Recently, a major pharmaceutical manufacturer called me to help resolve a major tablet compression capacity issue. Product demand was increasing but capacity lagged behind, even after new equipment was purchased to speed up the compression machine. Operator performance was inconsistent, and increasing the campaign sizes only led to larger inventories, presenting entirely new, and unwelcome, challenges. Lothad been delayed, deadlines missed, and many heated phone calls ensued.
A clear solution for this fairly common scenario was to apply Overall Equipment Effectiveness, or OEE, one of the most effective tools that pharmaceutical manufacturers can use to manage and improve the performance of key capital assets. OEE is fairly widely used in areas such as pharmaceutical packaging, but is also being applied to processing steps. This article examines how OEE and SMED were used to manage a tablet compression machine, resulting in a 50% reduction in changeover times and a 75% decrease in changeover variability.
Unfortunately, we cannot divulge the name of the manufacturer involved, but offer the case study as an aid to companies looking to use OEE to improve unit operations and pharmaceutical manufacturing performance.
OEE, which evaluates equipment performance, availability, and product quality, systematically identifies opportunities for improvement. In this case, changeover times rather than line performance was identified as the largest cause for overall performance and variability in production. Elements of Lean and Six Sigma methodologies such as Define, Measure, Analyze, Improve and Control (DMAIC) and Single Minute Exchange of Dies (SMED) were then used to methodically eliminate waste from the changeover process without sacrificing quality or endangering compliance. In addition, standardized work, direct observation of the line, root cause analysis, and statistical process control (SPC) were used minimize variability and establish a new changeover baseline.
The Road to OEE
One of the first actions was to accurately measure the “current state”. As with any major piece of capital equipment, an equipment utilization measurement is needed. The best metric for this is OEE because it provides specific information on where to attack waste.
Relative to common measurements such as uptime, units produced, and production speed, OEE helps us understand what could have been produced and where the sources of inefficiency are located. OEE is composed of three main categories: Availability, Performance and Quality.
The Availability is the time the equipment is actually run versus the time it could have been running. A low availability rate reflects downtime from: changeovers, cleaning, shift changes lunch, breaks, etc.
The Performance is the quantity produced versus the potential quantity produced at a given run rate. A low performance rate reflects speed changes from: a slower line speed, machine downtime, lack of labor etc.
The Quality is the amount of good product versus the total product produced.

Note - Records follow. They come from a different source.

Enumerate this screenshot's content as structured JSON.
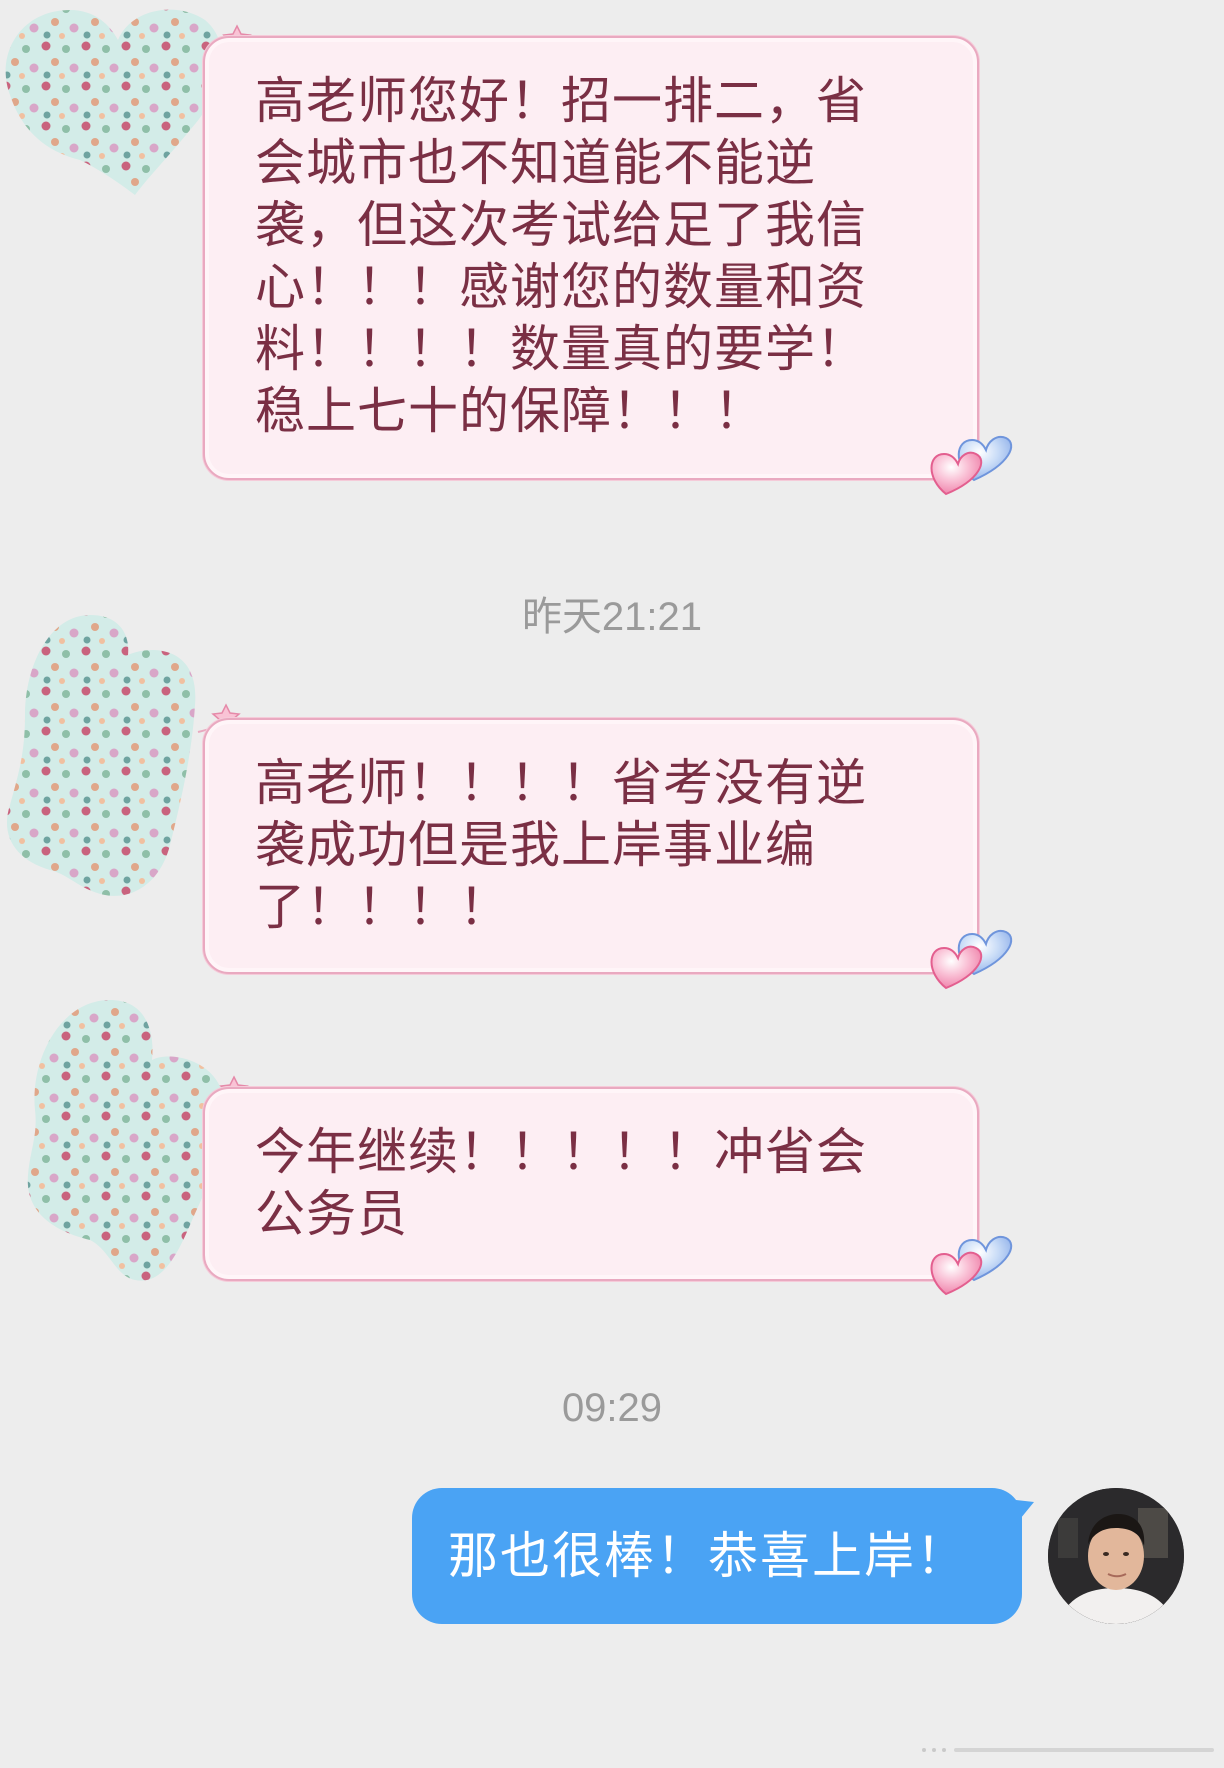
{
  "messages": [
    {
      "text": "高老师您好！招一排二，省会城市也不知道能不能逆袭，但这次考试给足了我信心！！！感谢您的数量和资料！！！！数量真的要学！稳上七十的保障！！！"
    },
    {
      "timestamp": "昨天21:21"
    },
    {
      "text": "高老师！！！！省考没有逆袭成功但是我上岸事业编了！！！！"
    },
    {
      "text": "今年继续！！！！！冲省会公务员"
    },
    {
      "timestamp": "09:29"
    },
    {
      "text": "那也很棒！恭喜上岸！"
    }
  ],
  "colors": {
    "background": "#ededed",
    "incoming_bubble": "#fdeef3",
    "incoming_border": "#e9a9c0",
    "incoming_text": "#7a2f44",
    "outgoing_bubble": "#4aa3f4",
    "outgoing_text": "#ffffff",
    "timestamp_text": "#9a9a9a"
  },
  "icons": [
    "polka-dot-heart-avatar-icon",
    "heart-pair-icon",
    "star-icon",
    "user-photo-avatar"
  ]
}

A low quality rate reflects defects from: scrap and rework
In Figure 1, we are able to see how Availability, Performance and Quality are related in determining the overall effectiveness of a piece of equipment. As the bottom line output, “Good parts,” shows, the overall output of the equipment is only a fraction of its potential output. Availability, Performance, Quality can be addressed individually or in conjunction in order to improve overall productivity. (Note: TEEP, Total Effective Equipment Productivity, equates to OEE when scheduled 24/7. TEEP is not discussed here.)
In the pharmaceutical industry, many pieces of equipment have long set-up times because equipment must be torn down, cleaned up, and set back up to cGMP criteria. This time loss can represent a major loss of productivity and asset utilization (the Availability portion of OEE).
In this case, we helped identify and remove changeovers as a major contributor to Availability loss for the compression machine.
Define Stage: “Why Can’t We Make More?”
Faced with uneven output, we utilized the Six Sigma DMAIC problem-solving methodology and Lean tools to help the client identify and tackle the variable performance of the tablet compression machine. In order to best understand the usage of the equipment, historical OEE measurements were cobbled together from batch records and other available data. From this analysis it was clear that Availability losses and, more specifically, changeover times (and not throughput) was the key factor limiting the performance of the machine. Analysis of these records indicated that the shift average for changeovers was approximately 36 hours, four and a half eight-hour shifts, with a standard deviation of 16 hours.
Due to the large variation in completion time, the organization was frequently either: a) understaffed or unable to start the machine on time; or b) overstaffed and waiting to start the machine. Further, the long changeover times necessitated campaigning the different drug products produced on this line. This resulted in larger inventories.
A preliminary goal was established to reduce the overall changeover time to 18 hours (2.25 shifts), a 50% reduction.
Using the Voice of the Customer (VOC) tool, a stakeholder survey tool, the project manager interviewed key stakeholders to establish key requirements for the project. Several themes quickly emerged which helped to properly scope the project:
- Reduce cycle time
- Maintain GMP compliance
- Do not cause “atypical events” that result in investigations or quality reporting
- Do not impact product quality.
- Results must be sustainable and measurable
- Increasing head count is not an option
Because key stakeholders were engaged early in the project design, they were willing to commit the personnel and provide the sponsorship necessary to succeed.